Entreprise

Depuis plusieurs années, l'OCDE a publié de nombreux ouvrages sur la question et les études effectuées dans les services de la Banque mondiale montrent combien il est difficile de faire reculer la corruption organisée dans certaines zones de la planète. L'intérêt de la discussion est de réunir des expériences croisées entre le monde de l'entreprise, les pouvoirs politiques et les observateurs de terrain que sont les universités. Les divers témoignages et interventions ont contribué à souligner la nécessité d'adopter un front commun entre les différents acteurs, et en particulier entre les entreprises privées et les pouvoirs publics.

Le monde de l'enseignement n'était pas absent du colloque. Et sous une forme originale. Plusieurs dizaines de business schools avaient été sélectionnées dans le monde entier pour participer à une table ronde organisée par vidéo-conférence. La particularité de l'exercice consistait à répartir les interventions des étudiants sur une période de plus de 24 heures, alternant les différents fuseaux horaires par tranche de deux heures, et donnant la parole aux business schools du monde entier les unes après les autres.
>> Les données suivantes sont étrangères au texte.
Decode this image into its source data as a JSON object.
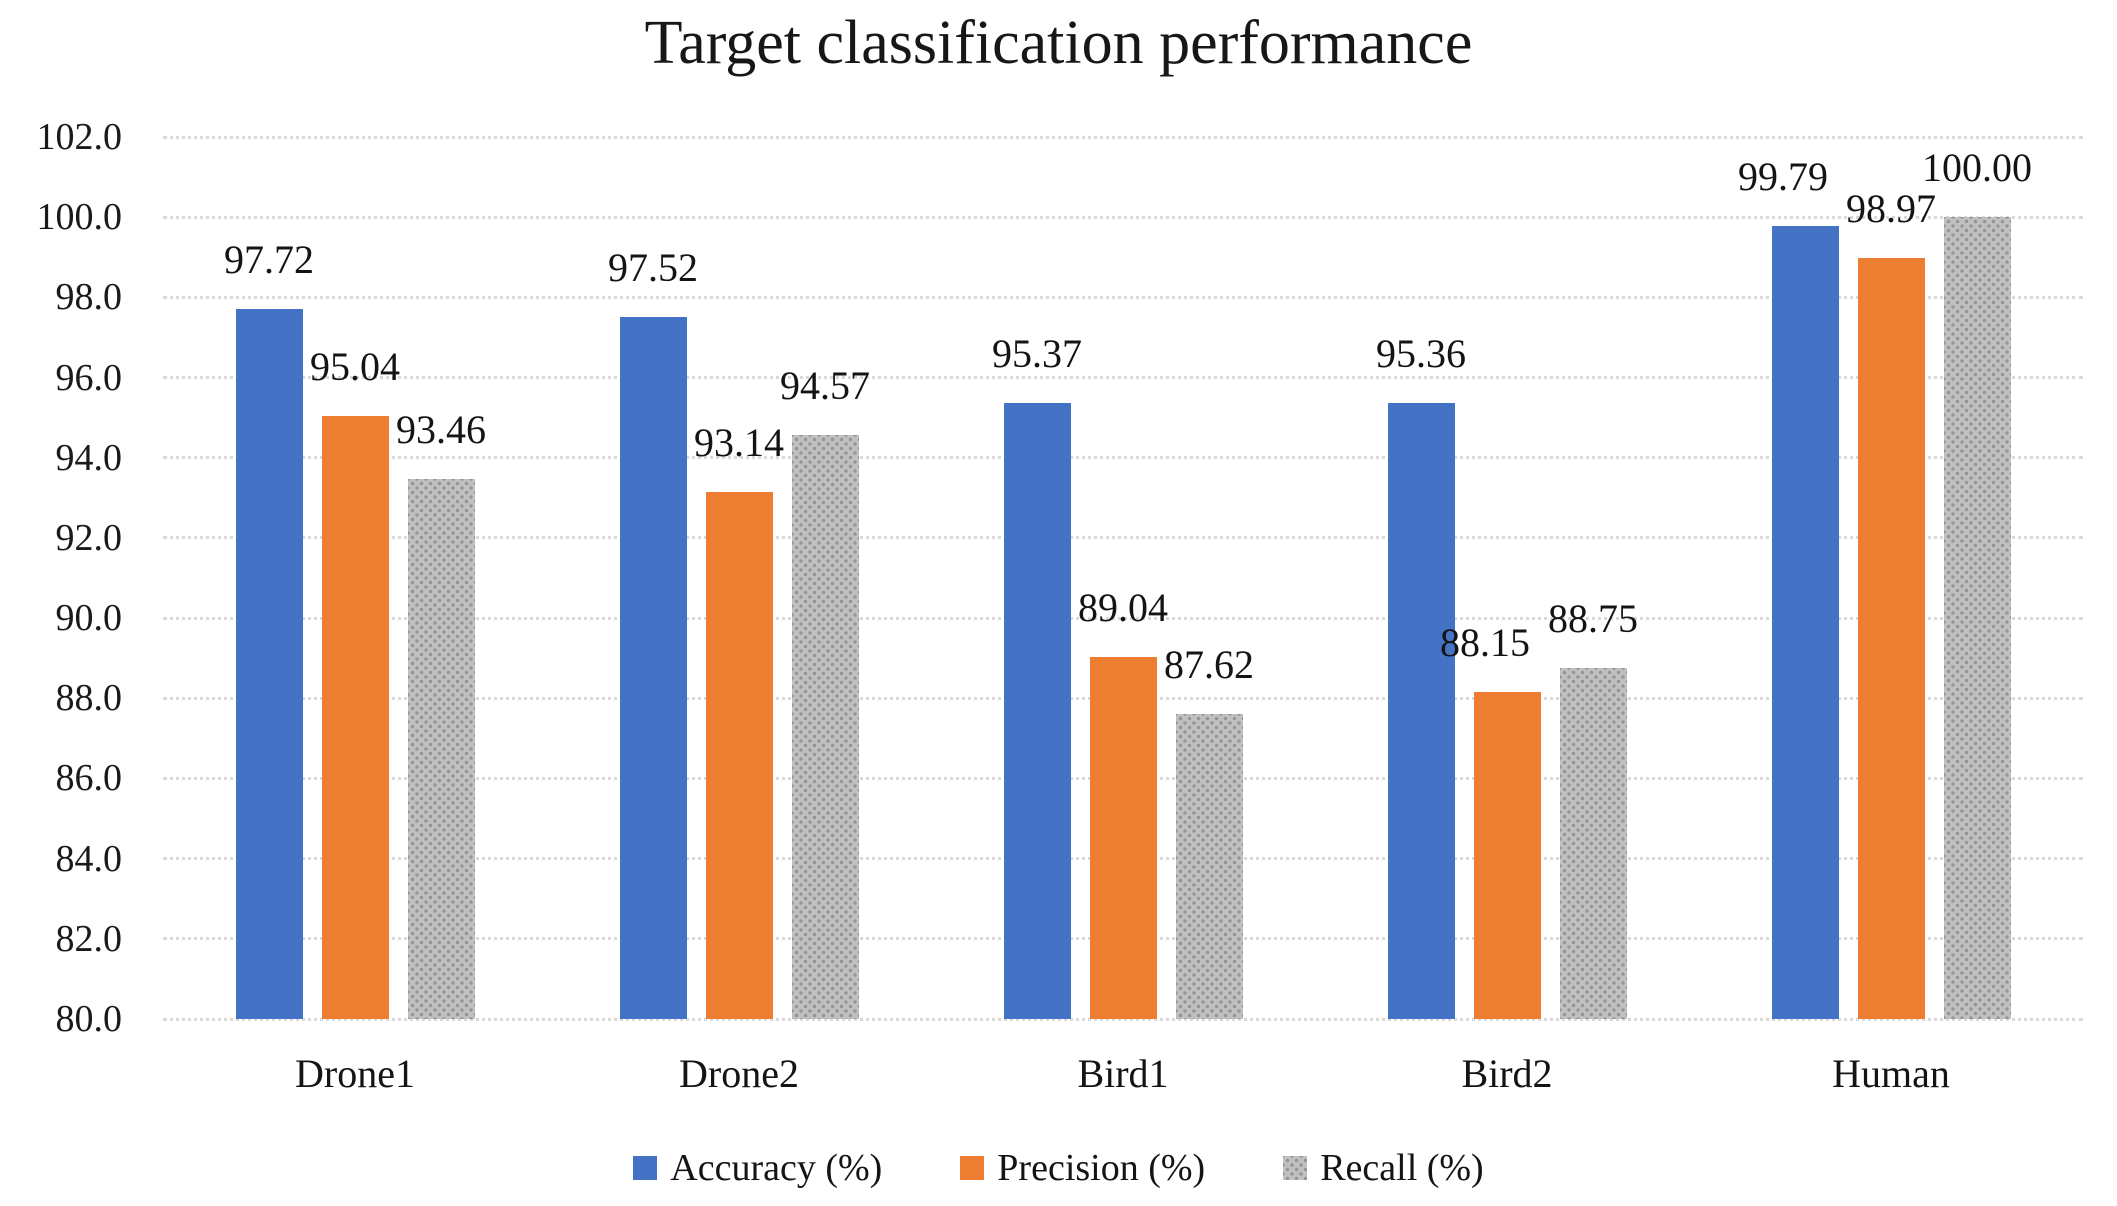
{
  "chart_data": {
    "type": "bar",
    "title": "Target classification performance",
    "categories": [
      "Drone1",
      "Drone2",
      "Bird1",
      "Bird2",
      "Human"
    ],
    "series": [
      {
        "name": "Accuracy (%)",
        "color": "#4472c4",
        "fill": "solid",
        "values": [
          97.72,
          97.52,
          95.37,
          95.36,
          99.79
        ],
        "labels": [
          "97.72",
          "97.52",
          "95.37",
          "95.36",
          "99.79"
        ]
      },
      {
        "name": "Precision (%)",
        "color": "#ed7d31",
        "fill": "solid",
        "values": [
          95.04,
          93.14,
          89.04,
          88.15,
          98.97
        ],
        "labels": [
          "95.04",
          "93.14",
          "89.04",
          "88.15",
          "98.97"
        ]
      },
      {
        "name": "Recall (%)",
        "color": "#c0c0c0",
        "fill": "stipple",
        "stipple_dot_color": "#949494",
        "values": [
          93.46,
          94.57,
          87.62,
          88.75,
          100.0
        ],
        "labels": [
          "93.46",
          "94.57",
          "87.62",
          "88.75",
          "100.00"
        ]
      }
    ],
    "ylim": [
      80,
      102
    ],
    "ytick_step": 2,
    "ytick_labels": [
      "102.0",
      "100.0",
      "98.0",
      "96.0",
      "94.0",
      "92.0",
      "90.0",
      "88.0",
      "86.0",
      "84.0",
      "82.0",
      "80.0"
    ],
    "grid": "horizontal-dotted",
    "gridline_color": "#d9d9d9",
    "legend_position": "bottom",
    "value_labels": "outside-end"
  }
}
La Vlerick School et l'Ichec représentaient la Belgique dans ce cénacle d'institutions. Des étudiants, ayant choisi l'orientation du management international, ont eu ainsi l'occasion d'exprimer leurs idées et, surtout, leurs suggestions pour combattre la corruption. Comme cela fut souligné en introduction à l'opération, il est essentiel que les étudiants puissent ainsi exprimer leur sentiment face à cette question. Ils sont, en effet, les citoyens de demain, mais surtout les leaders économiques du monde à venir.
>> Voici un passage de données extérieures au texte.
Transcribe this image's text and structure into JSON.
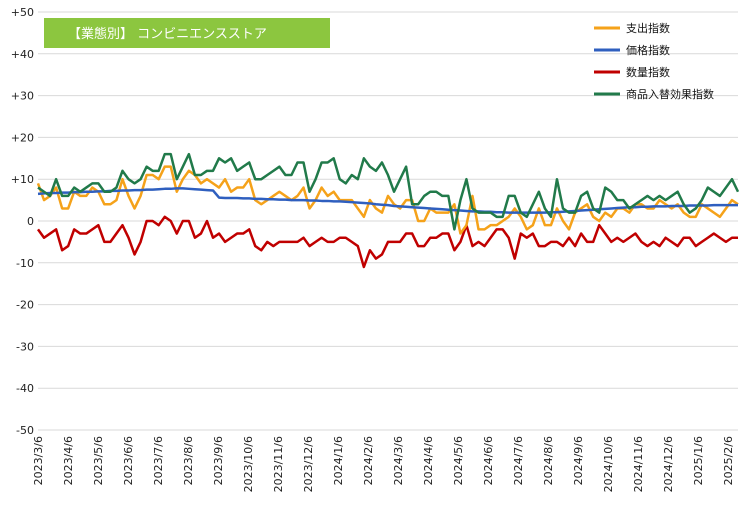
{
  "chart_data": {
    "type": "line",
    "title": "【業態別】 コンビニエンスストア",
    "ylim": [
      -50,
      50
    ],
    "yticks": [
      "+50",
      "+40",
      "+30",
      "+20",
      "+10",
      "0",
      "-10",
      "-20",
      "-30",
      "-40",
      "-50"
    ],
    "ytick_values": [
      50,
      40,
      30,
      20,
      10,
      0,
      -10,
      -20,
      -30,
      -40,
      -50
    ],
    "grid": true,
    "legend_position": "top-right",
    "x_labels": [
      "2023/3/6",
      "2023/4/6",
      "2023/5/6",
      "2023/6/6",
      "2023/7/6",
      "2023/8/6",
      "2023/9/6",
      "2023/10/6",
      "2023/11/6",
      "2023/12/6",
      "2024/1/6",
      "2024/2/6",
      "2024/3/6",
      "2024/4/6",
      "2024/5/6",
      "2024/6/6",
      "2024/7/6",
      "2024/8/6",
      "2024/9/6",
      "2024/10/6",
      "2024/11/6",
      "2024/12/6",
      "2025/1/6",
      "2025/2/6"
    ],
    "series": [
      {
        "name": "支出指数",
        "color": "#f5a21a",
        "values": [
          9,
          5,
          6,
          8,
          3,
          3,
          7,
          6,
          6,
          8,
          7,
          4,
          4,
          5,
          10,
          6,
          3,
          6,
          11,
          11,
          10,
          13,
          13,
          7,
          10,
          12,
          11,
          9,
          10,
          9,
          8,
          10,
          7,
          8,
          8,
          10,
          5,
          4,
          5,
          6,
          7,
          6,
          5,
          6,
          8,
          3,
          5,
          8,
          6,
          7,
          5,
          5,
          5,
          3,
          1,
          5,
          3,
          2,
          6,
          4,
          3,
          5,
          5,
          0,
          0,
          3,
          2,
          2,
          2,
          4,
          -3,
          -1,
          6,
          -2,
          -2,
          -1,
          -1,
          0,
          1,
          3,
          1,
          -2,
          -1,
          3,
          -1,
          -1,
          3,
          0,
          -2,
          2,
          3,
          4,
          1,
          0,
          2,
          1,
          3,
          3,
          2,
          4,
          4,
          3,
          3,
          5,
          4,
          3,
          4,
          2,
          1,
          1,
          4,
          3,
          2,
          1,
          3,
          5,
          4
        ],
        "bind": "chart_data.series.0.name"
      },
      {
        "name": "価格指数",
        "color": "#2f5fbf",
        "values": [
          6.5,
          6.6,
          6.7,
          6.7,
          6.8,
          6.8,
          6.9,
          6.9,
          7.0,
          7.0,
          7.1,
          7.1,
          7.2,
          7.2,
          7.3,
          7.3,
          7.4,
          7.4,
          7.5,
          7.5,
          7.6,
          7.7,
          7.7,
          7.8,
          7.8,
          7.7,
          7.6,
          7.5,
          7.4,
          7.3,
          5.6,
          5.5,
          5.5,
          5.5,
          5.4,
          5.4,
          5.3,
          5.3,
          5.2,
          5.2,
          5.1,
          5.1,
          5.0,
          5.0,
          5.0,
          4.9,
          4.9,
          4.8,
          4.8,
          4.7,
          4.7,
          4.6,
          4.5,
          4.4,
          4.3,
          4.2,
          4.0,
          3.9,
          3.8,
          3.6,
          3.5,
          3.4,
          3.3,
          3.2,
          3.1,
          3.0,
          2.9,
          2.8,
          2.7,
          2.6,
          2.5,
          2.4,
          2.3,
          2.3,
          2.2,
          2.2,
          2.1,
          2.1,
          2.0,
          2.0,
          2.0,
          2.0,
          2.0,
          2.0,
          2.0,
          2.1,
          2.1,
          2.2,
          2.3,
          2.4,
          2.5,
          2.6,
          2.7,
          2.8,
          2.9,
          3.0,
          3.1,
          3.2,
          3.3,
          3.3,
          3.4,
          3.4,
          3.5,
          3.5,
          3.5,
          3.6,
          3.6,
          3.6,
          3.7,
          3.7,
          3.7,
          3.7,
          3.8,
          3.8,
          3.8,
          3.8,
          3.8
        ],
        "bind": "chart_data.series.1.name"
      },
      {
        "name": "数量指数",
        "color": "#c00000",
        "values": [
          -2,
          -4,
          -3,
          -2,
          -7,
          -6,
          -2,
          -3,
          -3,
          -2,
          -1,
          -5,
          -5,
          -3,
          -1,
          -4,
          -8,
          -5,
          0,
          0,
          -1,
          1,
          0,
          -3,
          0,
          0,
          -4,
          -3,
          0,
          -4,
          -3,
          -5,
          -4,
          -3,
          -3,
          -2,
          -6,
          -7,
          -5,
          -6,
          -5,
          -5,
          -5,
          -5,
          -4,
          -6,
          -5,
          -4,
          -5,
          -5,
          -4,
          -4,
          -5,
          -6,
          -11,
          -7,
          -9,
          -8,
          -5,
          -5,
          -5,
          -3,
          -3,
          -6,
          -6,
          -4,
          -4,
          -3,
          -3,
          -7,
          -5,
          -1,
          -6,
          -5,
          -6,
          -4,
          -2,
          -2,
          -4,
          -9,
          -3,
          -4,
          -3,
          -6,
          -6,
          -5,
          -5,
          -6,
          -4,
          -6,
          -3,
          -5,
          -5,
          -1,
          -3,
          -5,
          -4,
          -5,
          -4,
          -3,
          -5,
          -6,
          -5,
          -6,
          -4,
          -5,
          -6,
          -4,
          -4,
          -6,
          -5,
          -4,
          -3,
          -4,
          -5,
          -4,
          -4
        ],
        "bind": "chart_data.series.2.name"
      },
      {
        "name": "商品入替効果指数",
        "color": "#217a4a",
        "values": [
          8,
          7,
          6,
          10,
          6,
          6,
          8,
          7,
          8,
          9,
          9,
          7,
          7,
          8,
          12,
          10,
          9,
          10,
          13,
          12,
          12,
          16,
          16,
          10,
          13,
          16,
          11,
          11,
          12,
          12,
          15,
          14,
          15,
          12,
          13,
          14,
          10,
          10,
          11,
          12,
          13,
          11,
          11,
          14,
          14,
          7,
          10,
          14,
          14,
          15,
          10,
          9,
          11,
          10,
          15,
          13,
          12,
          14,
          11,
          7,
          10,
          13,
          4,
          4,
          6,
          7,
          7,
          6,
          6,
          -2,
          5,
          10,
          3,
          2,
          2,
          2,
          1,
          1,
          6,
          6,
          2,
          1,
          4,
          7,
          3,
          1,
          10,
          3,
          2,
          2,
          6,
          7,
          3,
          2,
          8,
          7,
          5,
          5,
          3,
          4,
          5,
          6,
          5,
          6,
          5,
          6,
          7,
          4,
          2,
          3,
          5,
          8,
          7,
          6,
          8,
          10,
          7
        ],
        "bind": "chart_data.series.3.name"
      }
    ]
  }
}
La mission des écoles de gestion est non seulement de former des citoyens, mais des leaders responsables. Et cette mission ne peut consister à inscrire un cours de base de l'éthique ou de la morale des affaires (Ethics 101) dans un programme, car la véritable mission de sensibilisation des futurs leaders passe par une coloration éthique et responsable de tous les cours du programme.

Un cours de matières juridiques ou de macroéconomie, donné dans une école de gestion, n'a pas la même signification que le même cours donné en Faculté de Droit ou en Faculté d'Economie. Il s'agit davantage de montrer comment le respect des règles juridiques, légales ou de concurrence peut-être compatible avec une saine gestion. Il s'agit davantage de préciser comment les matières soi-disant "objectives" ou "positives" sont en réalité des manières de guider un comportement responsable des décideurs.
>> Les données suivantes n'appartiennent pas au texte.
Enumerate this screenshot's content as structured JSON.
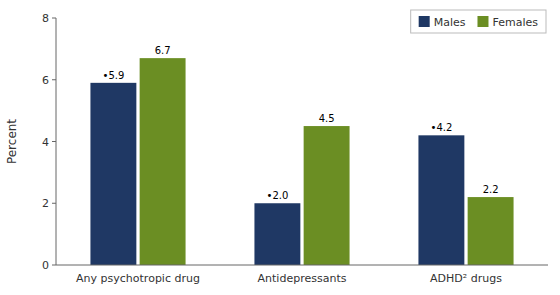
{
  "chart_data": {
    "type": "bar",
    "categories": [
      "Any psychotropic drug",
      "Antidepressants",
      "ADHD² drugs"
    ],
    "series": [
      {
        "name": "Males",
        "color": "#1F3864",
        "values": [
          5.9,
          2.0,
          4.2
        ],
        "value_labels": [
          "•5.9",
          "•2.0",
          "•4.2"
        ]
      },
      {
        "name": "Females",
        "color": "#6B8E23",
        "values": [
          6.7,
          4.5,
          2.2
        ]
      }
    ],
    "y_label": "Percent",
    "ylim": [
      0,
      8
    ],
    "yticks": [
      0,
      2,
      4,
      6,
      8
    ],
    "data_labels": true,
    "legend": "top-right",
    "grid": false
  }
}
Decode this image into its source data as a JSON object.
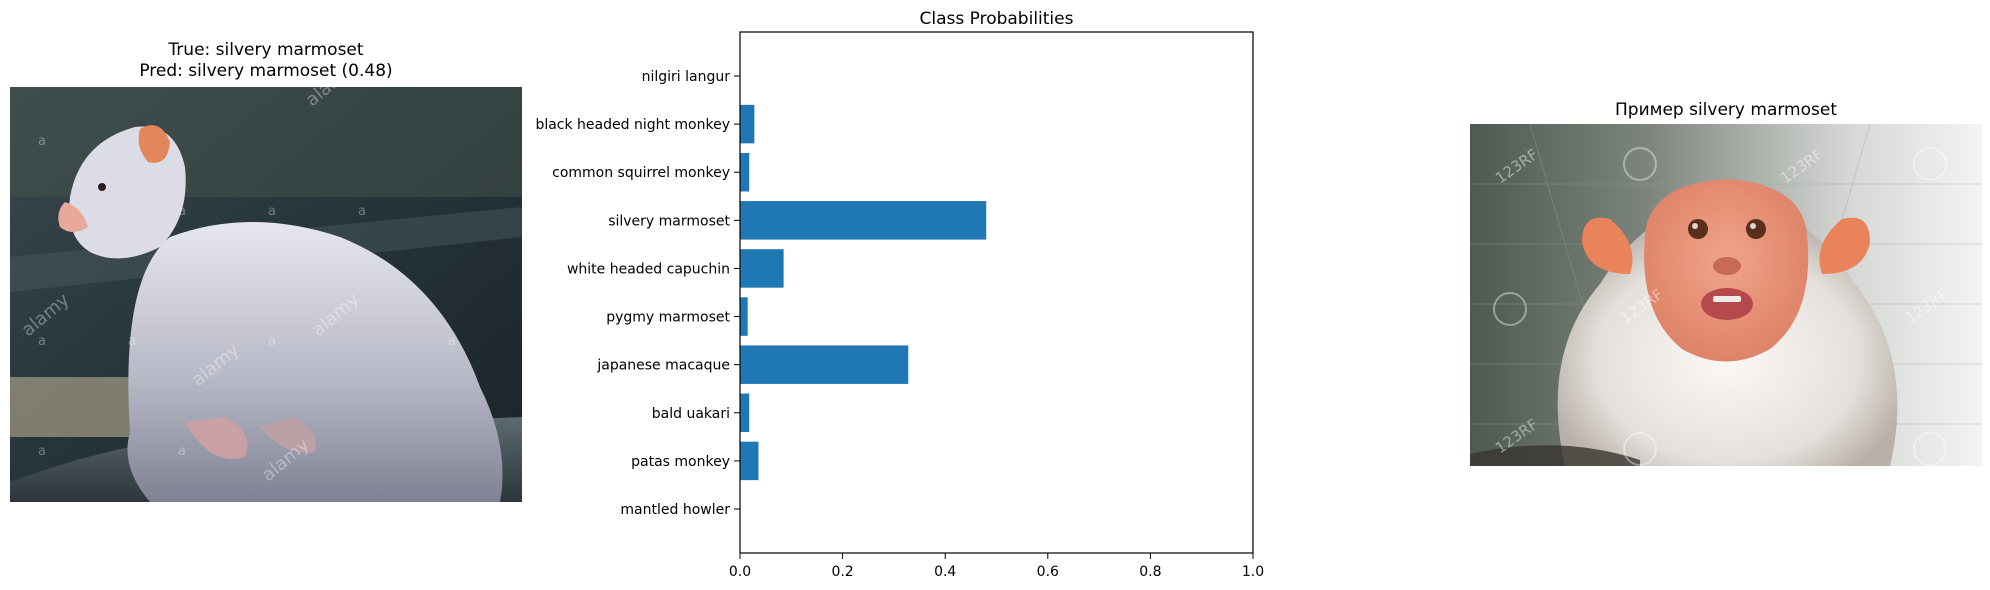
{
  "left_panel": {
    "title_line1": "True: silvery marmoset",
    "title_line2": "Pred: silvery marmoset (0.48)",
    "watermark": "alamy",
    "watermark_small": "a"
  },
  "right_panel": {
    "title": "Пример silvery marmoset",
    "watermark": "123RF"
  },
  "chart_data": {
    "type": "bar",
    "orientation": "horizontal",
    "title": "Class Probabilities",
    "xlabel": "",
    "ylabel": "",
    "categories": [
      "nilgiri langur",
      "black headed night monkey",
      "common squirrel monkey",
      "silvery marmoset",
      "white headed capuchin",
      "pygmy marmoset",
      "japanese macaque",
      "bald uakari",
      "patas monkey",
      "mantled howler"
    ],
    "values": [
      0.0,
      0.028,
      0.018,
      0.48,
      0.085,
      0.015,
      0.328,
      0.018,
      0.036,
      0.0
    ],
    "xlim": [
      0,
      1.0
    ],
    "xticks": [
      "0.0",
      "0.2",
      "0.4",
      "0.6",
      "0.8",
      "1.0"
    ],
    "bar_color": "#1f77b4",
    "grid": false
  }
}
En matière de finance ou de gestion des ressources humaines, cette implication du savoir-être dans la compétence abstraite prend également tout son sens. C'est à cette condition que les écoles de gestion rempliront leur rôle en soutien aux initiatives publiques ou du monde de l'entreprise. Et comment ne pas évoquer le partenariat indispensable entre le milieu académique et le monde de l'entreprise. Aussi bien formés soient-ils, les étudiants qui sortent des business schools ne deviennent pas CEO en un seul jour.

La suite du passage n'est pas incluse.